To be sure, these exhortations were written by a Christian for other Christians who came together as a community of Christians to worship God, follow Jesus Christ, live in the Spirit, and relate to one another in a sociopolitical and religious context that was diverse and occasionally intolerant and oppressive. But it is also worthy of note that such very human values and behaviors as ambition, conceit, arrogance, disdain, manipulation, deception, and yes—by some accounts—even first-century forms of what we have come to know and name as racism, classism, sexism, to say nothing of ethnocentrism, could all be found in the earliest churches. A good many New Testament scholars have argued that the early Christian community sought to proximate an egalitarian community in the midst of a highly stratified and exploitative socioeconomic empire. There are indications of this in the gospels and epistles. All the more reason to observe that the communities of faith attesting to the crucified and risen Lord were not always sweetness and light!

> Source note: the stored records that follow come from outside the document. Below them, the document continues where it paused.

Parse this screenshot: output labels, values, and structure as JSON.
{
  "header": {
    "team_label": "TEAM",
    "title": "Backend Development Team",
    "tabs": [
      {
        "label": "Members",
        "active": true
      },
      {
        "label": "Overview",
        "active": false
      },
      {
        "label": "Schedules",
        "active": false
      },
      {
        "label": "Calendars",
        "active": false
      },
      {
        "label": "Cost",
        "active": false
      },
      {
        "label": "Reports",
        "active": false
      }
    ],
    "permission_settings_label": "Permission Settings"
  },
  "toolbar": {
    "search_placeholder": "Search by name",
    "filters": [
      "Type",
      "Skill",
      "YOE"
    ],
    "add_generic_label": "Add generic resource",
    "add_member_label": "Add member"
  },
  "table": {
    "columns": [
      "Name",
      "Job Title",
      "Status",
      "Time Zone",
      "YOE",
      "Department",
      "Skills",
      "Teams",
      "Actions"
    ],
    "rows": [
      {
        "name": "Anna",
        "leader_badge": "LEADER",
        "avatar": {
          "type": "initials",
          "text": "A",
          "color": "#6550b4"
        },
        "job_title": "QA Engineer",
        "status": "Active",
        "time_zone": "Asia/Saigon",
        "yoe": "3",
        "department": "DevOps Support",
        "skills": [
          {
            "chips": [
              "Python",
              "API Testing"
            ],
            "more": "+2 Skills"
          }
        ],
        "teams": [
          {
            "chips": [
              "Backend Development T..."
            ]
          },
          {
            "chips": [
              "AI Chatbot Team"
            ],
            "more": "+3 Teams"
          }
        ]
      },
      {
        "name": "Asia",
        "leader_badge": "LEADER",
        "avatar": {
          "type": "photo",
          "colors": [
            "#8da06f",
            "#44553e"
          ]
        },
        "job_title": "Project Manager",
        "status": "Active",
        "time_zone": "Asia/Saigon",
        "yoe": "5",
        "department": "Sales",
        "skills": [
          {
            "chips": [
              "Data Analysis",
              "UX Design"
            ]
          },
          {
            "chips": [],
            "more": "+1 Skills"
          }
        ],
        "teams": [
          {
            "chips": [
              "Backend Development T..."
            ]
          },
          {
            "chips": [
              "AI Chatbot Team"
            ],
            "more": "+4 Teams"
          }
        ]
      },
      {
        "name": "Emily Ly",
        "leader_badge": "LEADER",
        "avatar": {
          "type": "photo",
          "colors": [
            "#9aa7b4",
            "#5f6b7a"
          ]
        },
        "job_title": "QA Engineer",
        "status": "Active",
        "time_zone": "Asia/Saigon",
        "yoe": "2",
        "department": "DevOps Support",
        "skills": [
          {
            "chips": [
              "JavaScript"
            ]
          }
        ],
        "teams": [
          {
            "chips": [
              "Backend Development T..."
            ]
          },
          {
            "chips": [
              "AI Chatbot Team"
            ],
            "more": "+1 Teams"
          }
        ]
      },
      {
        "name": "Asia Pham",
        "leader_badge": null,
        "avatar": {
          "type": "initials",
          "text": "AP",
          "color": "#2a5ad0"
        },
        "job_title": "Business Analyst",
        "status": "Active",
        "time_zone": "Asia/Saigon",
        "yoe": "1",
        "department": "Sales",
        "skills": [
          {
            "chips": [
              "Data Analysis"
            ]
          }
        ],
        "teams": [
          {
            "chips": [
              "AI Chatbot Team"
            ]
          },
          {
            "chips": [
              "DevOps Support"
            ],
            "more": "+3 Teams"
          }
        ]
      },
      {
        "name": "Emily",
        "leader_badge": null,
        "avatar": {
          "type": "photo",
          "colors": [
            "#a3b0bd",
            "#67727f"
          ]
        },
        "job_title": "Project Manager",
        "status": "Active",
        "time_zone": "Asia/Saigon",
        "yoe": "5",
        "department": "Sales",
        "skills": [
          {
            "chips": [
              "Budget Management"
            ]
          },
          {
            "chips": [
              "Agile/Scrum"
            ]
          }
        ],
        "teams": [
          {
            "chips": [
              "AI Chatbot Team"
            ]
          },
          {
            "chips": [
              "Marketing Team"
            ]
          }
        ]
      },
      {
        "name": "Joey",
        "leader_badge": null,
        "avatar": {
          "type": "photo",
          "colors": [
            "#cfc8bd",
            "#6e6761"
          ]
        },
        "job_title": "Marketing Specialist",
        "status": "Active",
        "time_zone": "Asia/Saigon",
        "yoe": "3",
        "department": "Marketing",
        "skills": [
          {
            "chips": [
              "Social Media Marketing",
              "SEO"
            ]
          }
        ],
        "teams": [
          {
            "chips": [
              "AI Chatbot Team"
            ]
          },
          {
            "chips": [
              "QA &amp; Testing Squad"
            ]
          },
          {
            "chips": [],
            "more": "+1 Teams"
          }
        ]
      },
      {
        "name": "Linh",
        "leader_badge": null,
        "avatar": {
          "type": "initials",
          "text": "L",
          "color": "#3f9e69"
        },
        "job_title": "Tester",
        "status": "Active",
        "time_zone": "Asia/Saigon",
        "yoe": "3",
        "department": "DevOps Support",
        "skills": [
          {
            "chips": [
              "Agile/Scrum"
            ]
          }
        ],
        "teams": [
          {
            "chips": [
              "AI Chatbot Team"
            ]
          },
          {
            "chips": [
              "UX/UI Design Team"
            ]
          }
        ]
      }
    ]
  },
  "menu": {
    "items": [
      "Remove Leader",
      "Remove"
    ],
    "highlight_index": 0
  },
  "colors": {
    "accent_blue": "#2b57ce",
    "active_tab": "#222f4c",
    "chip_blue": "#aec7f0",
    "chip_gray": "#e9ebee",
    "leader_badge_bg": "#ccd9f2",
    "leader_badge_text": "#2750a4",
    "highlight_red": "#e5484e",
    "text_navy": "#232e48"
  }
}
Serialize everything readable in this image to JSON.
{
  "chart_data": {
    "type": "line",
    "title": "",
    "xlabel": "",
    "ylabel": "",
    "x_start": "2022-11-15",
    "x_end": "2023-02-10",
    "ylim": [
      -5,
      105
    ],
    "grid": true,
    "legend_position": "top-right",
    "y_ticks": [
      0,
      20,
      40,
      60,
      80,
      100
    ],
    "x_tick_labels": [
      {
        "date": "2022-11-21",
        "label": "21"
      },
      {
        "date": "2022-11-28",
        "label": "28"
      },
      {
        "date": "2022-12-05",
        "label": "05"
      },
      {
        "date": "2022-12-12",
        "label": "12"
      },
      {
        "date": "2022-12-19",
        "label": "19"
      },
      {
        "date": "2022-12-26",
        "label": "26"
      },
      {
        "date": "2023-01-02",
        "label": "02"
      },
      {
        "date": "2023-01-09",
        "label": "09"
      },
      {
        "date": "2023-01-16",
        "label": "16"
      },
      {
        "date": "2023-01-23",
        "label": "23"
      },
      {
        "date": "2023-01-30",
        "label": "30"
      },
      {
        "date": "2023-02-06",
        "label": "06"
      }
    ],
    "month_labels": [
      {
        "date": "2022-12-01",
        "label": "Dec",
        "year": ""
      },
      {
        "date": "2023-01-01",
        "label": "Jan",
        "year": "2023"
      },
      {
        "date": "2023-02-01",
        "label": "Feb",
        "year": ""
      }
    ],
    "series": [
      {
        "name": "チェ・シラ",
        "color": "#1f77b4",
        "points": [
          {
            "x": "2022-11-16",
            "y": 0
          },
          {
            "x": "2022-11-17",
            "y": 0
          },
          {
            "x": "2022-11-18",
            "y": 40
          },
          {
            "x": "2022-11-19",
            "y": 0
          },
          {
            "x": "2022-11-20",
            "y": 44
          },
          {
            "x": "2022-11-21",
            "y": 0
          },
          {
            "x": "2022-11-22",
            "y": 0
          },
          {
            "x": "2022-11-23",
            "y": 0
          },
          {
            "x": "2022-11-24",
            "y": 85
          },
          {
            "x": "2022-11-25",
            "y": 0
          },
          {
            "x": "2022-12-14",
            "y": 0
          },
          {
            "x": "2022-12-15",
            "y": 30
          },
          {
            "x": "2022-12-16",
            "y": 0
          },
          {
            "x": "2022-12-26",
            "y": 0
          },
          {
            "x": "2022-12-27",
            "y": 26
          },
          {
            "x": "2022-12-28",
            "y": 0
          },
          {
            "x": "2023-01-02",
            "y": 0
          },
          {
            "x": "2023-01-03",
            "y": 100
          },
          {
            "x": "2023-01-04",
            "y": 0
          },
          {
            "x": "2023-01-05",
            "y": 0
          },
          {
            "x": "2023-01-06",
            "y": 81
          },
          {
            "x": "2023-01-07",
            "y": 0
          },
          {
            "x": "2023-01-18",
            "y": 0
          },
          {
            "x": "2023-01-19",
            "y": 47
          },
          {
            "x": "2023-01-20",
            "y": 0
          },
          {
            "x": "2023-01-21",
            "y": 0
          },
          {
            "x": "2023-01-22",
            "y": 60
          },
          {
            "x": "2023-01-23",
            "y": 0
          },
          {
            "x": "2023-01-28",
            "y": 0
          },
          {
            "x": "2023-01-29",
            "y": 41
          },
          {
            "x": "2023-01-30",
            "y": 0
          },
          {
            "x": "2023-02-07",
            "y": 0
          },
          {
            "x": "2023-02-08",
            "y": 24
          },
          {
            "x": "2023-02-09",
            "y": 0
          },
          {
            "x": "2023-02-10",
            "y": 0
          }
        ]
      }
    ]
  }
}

Remarkably, our current situation as a nation parallels the early churches. The summons to us by President-elect Obama to come together, to work together, to forge a different future for ourselves by seeking the common good not just for ourselves as individuals but for all as a national people of extraordinary diversity, is, in its own way, a recall to the fundamental civic virtues and moral precepts embedded in the founding of our country and to the social and theological values and convictions embedded in the founding of the church: consider others and give something back for them
This parallel is misunderstood if it is thought to warrant a solution that “Christianizes” our society and politics or legitimates an ideology that seeks to impose a particular “Christian” perspective on the expression of our civil liberty. To the contrary, what is remarkable about this parallel is that it authorizes persons of Christian faith to be persons of faith in the larger civic community. It liberates Christians from being bound to our own wants and desires and empowers us—in the light of God-given freedom of conscience—to consider carefully and value highly that which promotes the good and well-being of all and not just ourselves. It unleashes us from preoccupation with our own agenda and fits us to work for—contribute to—the common good.
Whether from education in our civic responsibility as citizens of this country, or from formation in the community of faith grounded in the sacred literature of our tradition, we as Christians surely ought to have both regard for others and something to give back out of our trove of love, mercy, compassion and grace. Surely we have the capacity to respond decisively to the call of President-elect Obama to help him help us help others, and exorcize the unprofitable spirit that has worked among us.